In 1999, McLachlan moved to Australia, where she publicly transitioned gender and changed her name to Dee. Her credits include The Jammed, a film for which she won IF Awards for Best Feature Film and Best Script She also received nominations for Best Editing at the IF Awards, Best Film, Best Direction and Best Original Screenplay at the AFI Awards, and for Best Director, Best Film and Best Screenplay at the FCCA awards She followed up The Jammed with 2012's 10 Terrorists.

==Filmography==
- 2019 - 2099: Soldier Protocol (w Jackson Gallagher)
- 2017 - Out of the Shadows
- 2014 - Wentworth (TV series)
- 2012 - 10 Terrorists
- 2011 - Everest the Promise
- 2007 - The Jammed
- 1997 - The Second Jungle Book: Mowgli & Baloo
- 1995 - Running Wild
- 1993 - Deadly Chase
- 1993 - The Double 0 Kid

==Author==
McLachlan founded Gumshoe News in 2013 and along with Mary W Maxwell has written and published over 2,000 articles. McLachlan and Maxwell have co-authored two books: Enough is Enough (on the Port Arthur massacre in Tasmania) and Truth in Journalism.
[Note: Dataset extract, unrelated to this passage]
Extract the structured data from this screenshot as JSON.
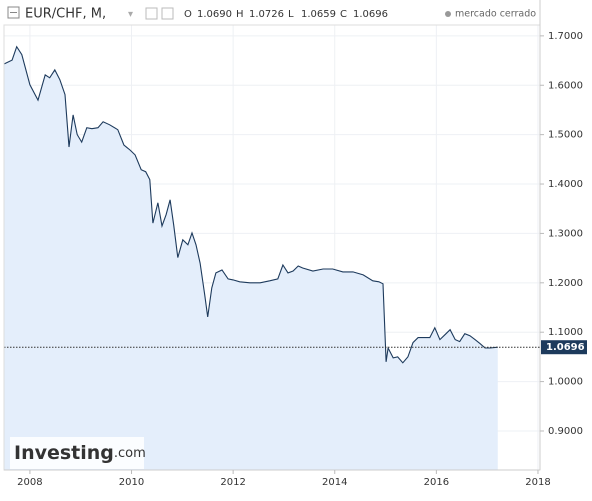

Mclachlan has written five children's books.

In November 2023 Dee Mclachlan released her book "the child protection racket".
Introduction: The book documents the unwarranted, unlawful, often forced removal of children from parents in Australia via secret closed “star chamber” style courts. Although it is a major global industry, Australia is a world leader in child removals. You as the reader can decide whether they are abducted, kidnapped, stolen and/or trafficked in a “cash for kids” trade. The system fosters a dysfunctional society by destroying families, eroding love, and disrupting the sacred mother-child bond. The cruelty imposed on these families is indescribable and still today remains largely hidden from the public.